6. l’exportation des résultats
- Dans le logiciel de qPCR, ouvrez le navigateur onglet sélectionnez Résultats Batch Export.
- Ouvrez le dossier dans lequel les fichiers de l’expérience sont enregistrés et transférer les fichiers dans la section droite de la fenêtre. Cliquez sur suivant. Sélectionnez le nom et l’emplacement du fichier d’exportation.
- Sélectionnez le type d’analyse méthode Abs Quant/Second dérivé du Max ou Abs Quant/Fit Points. Cliquez sur suivant. Vérifiez que le nom du fichier, le dossier d’exportation et le type d’analyse sont correct et cliquez sur suivant pour démarrer le processus d’exportation.
- Attendez que l' État d’exportation est Ok. L’écran passera automatiquement à l’étape suivante. Vérifiez que tous les fichiers sélectionnés ont été exportés avec succès pour que le nombre de fichiers a échoué = 0. Cliquez sur terminé.
- Utiliser les scripts split_file.pl et roche2sds.pl pour couper les plaques exportés en réactions individuelles pour chaque plaque.
NOTE les scripts sont fournis sur demande/GitHub.

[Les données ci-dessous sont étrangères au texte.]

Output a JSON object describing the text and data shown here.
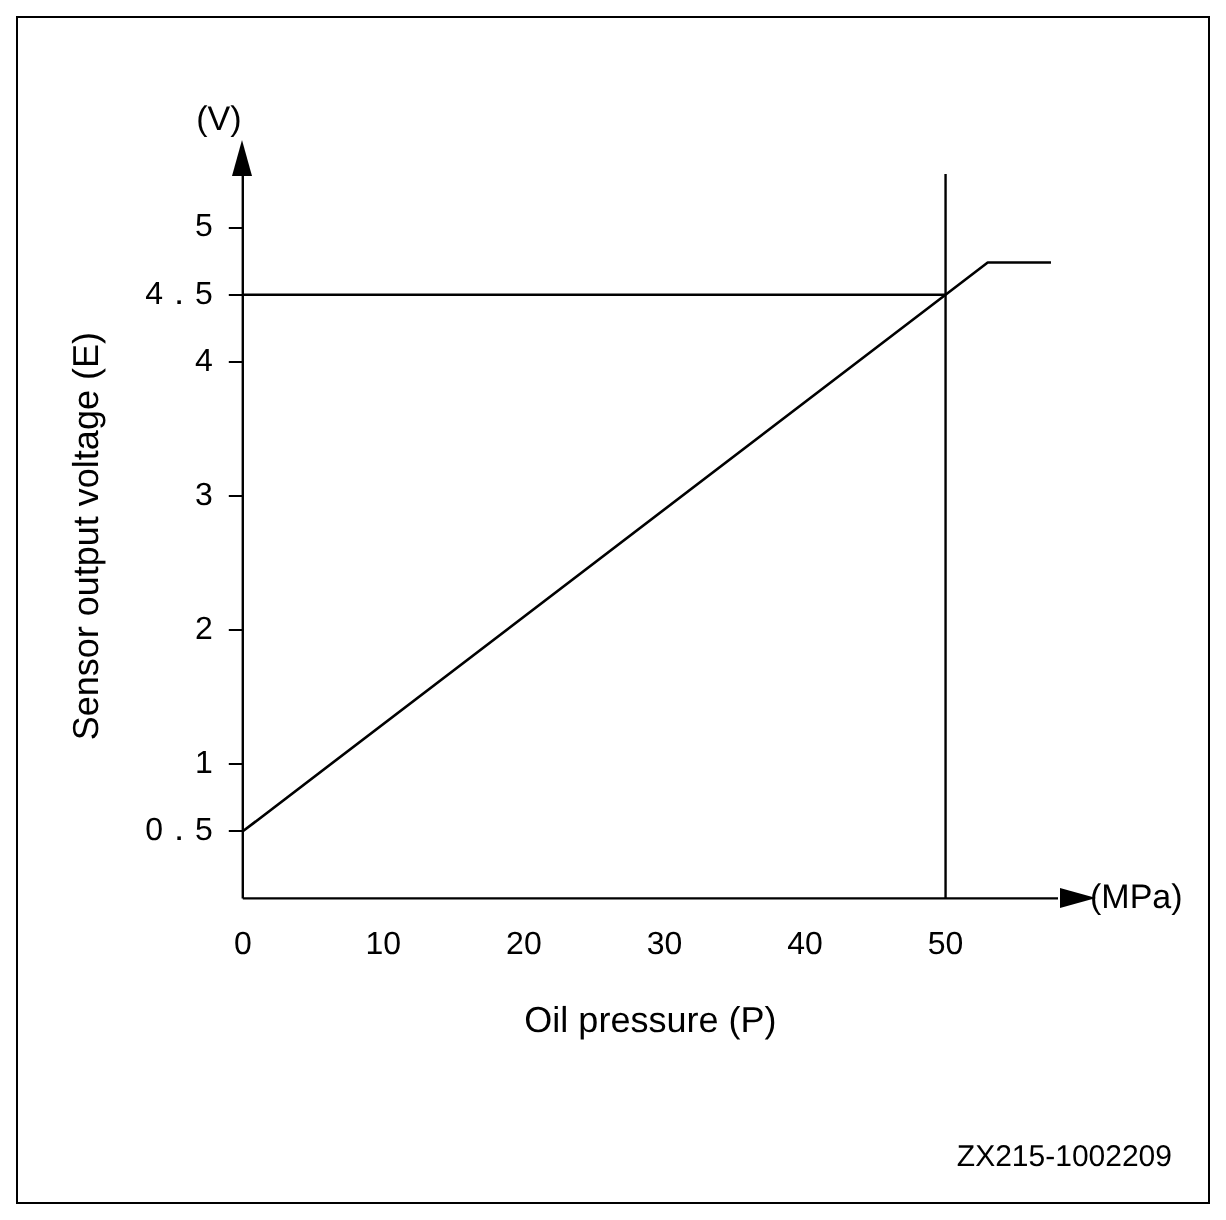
{
  "chart_data": {
    "type": "line",
    "xlabel": "Oil pressure (P)",
    "ylabel": "Sensor output voltage (E)",
    "annotations": [
      "(V)",
      "(MPa)",
      "ZX215-1002209"
    ],
    "series": [
      {
        "color": "#000000",
        "x": [
          0,
          50,
          53,
          57.5
        ],
        "values": [
          0.5,
          4.5,
          4.74,
          4.74
        ]
      }
    ],
    "xlim": [
      0,
      58
    ],
    "xticks": [
      0,
      10,
      20,
      30,
      40,
      50
    ],
    "ylim": [
      0,
      5.4
    ],
    "yticks": [
      {
        "value": 0.5,
        "label": "0．5"
      },
      1,
      2,
      3,
      4,
      {
        "value": 4.5,
        "label": "4．5"
      },
      5
    ],
    "ref_lines": [
      {
        "axis": "y",
        "value": 4.5,
        "color": "#000000"
      },
      {
        "axis": "x",
        "value": 50,
        "color": "#000000"
      }
    ],
    "grid": false,
    "legend": false,
    "marker": "none",
    "line_style": "solid"
  }
}
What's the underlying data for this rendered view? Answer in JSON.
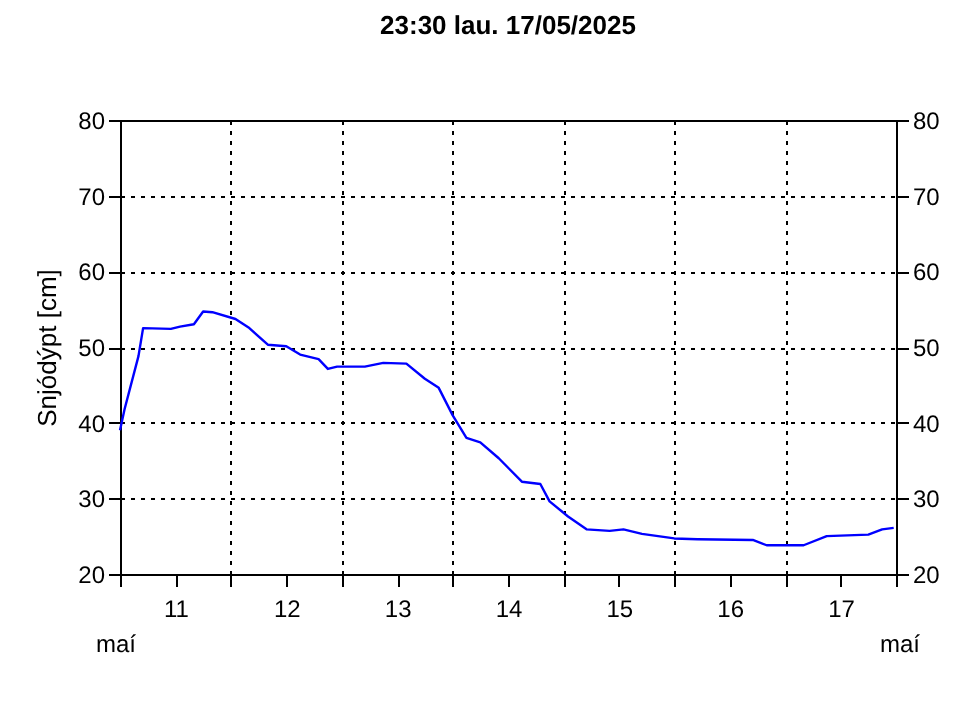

7. copiez le numéro de calculs
- Ouvrez le logiciel d’analyse numéro copie (par exemple, CopyCaller). Sélectionnez importer fichier de résultats de PCR en temps réel et charger des fichiers texte créés par roche2sds.pl.
- Sélectionnez analyser et procéder à l’analyse de chaque sélection échantillon étalon avec nombre de copie connue ou en sélectionnant le numéro de copie plus fréquent. Voir tableau 5 pour le nombre de copies plus fréquent des gènes KIR généralement observées dans les populations d’origine européenne.
8. qualité des données vérifie
- Utilisez le script R KIR_CNVdata_analysis_for_Excel_ver020215. R de combiner des données de numéros de copie de toutes les plaques dans un tableur.
NOTE les scripts sont fournis sur demande/GitHub. - Revérifier les données brutes sur le logiciel d’analyse numéro de copie pour les échantillons qui ne respectent pas le déséquilibre de liaison connue (LD) pour KIR gènes (tableau 6).
Representative Results
Analyse numéro copie peut être effectuée en exportant les fichiers dans le logiciel d’analyse numéro de copie, qui fournit le nombre de copies prédites et estimée selon la méthode de ΔΔCq.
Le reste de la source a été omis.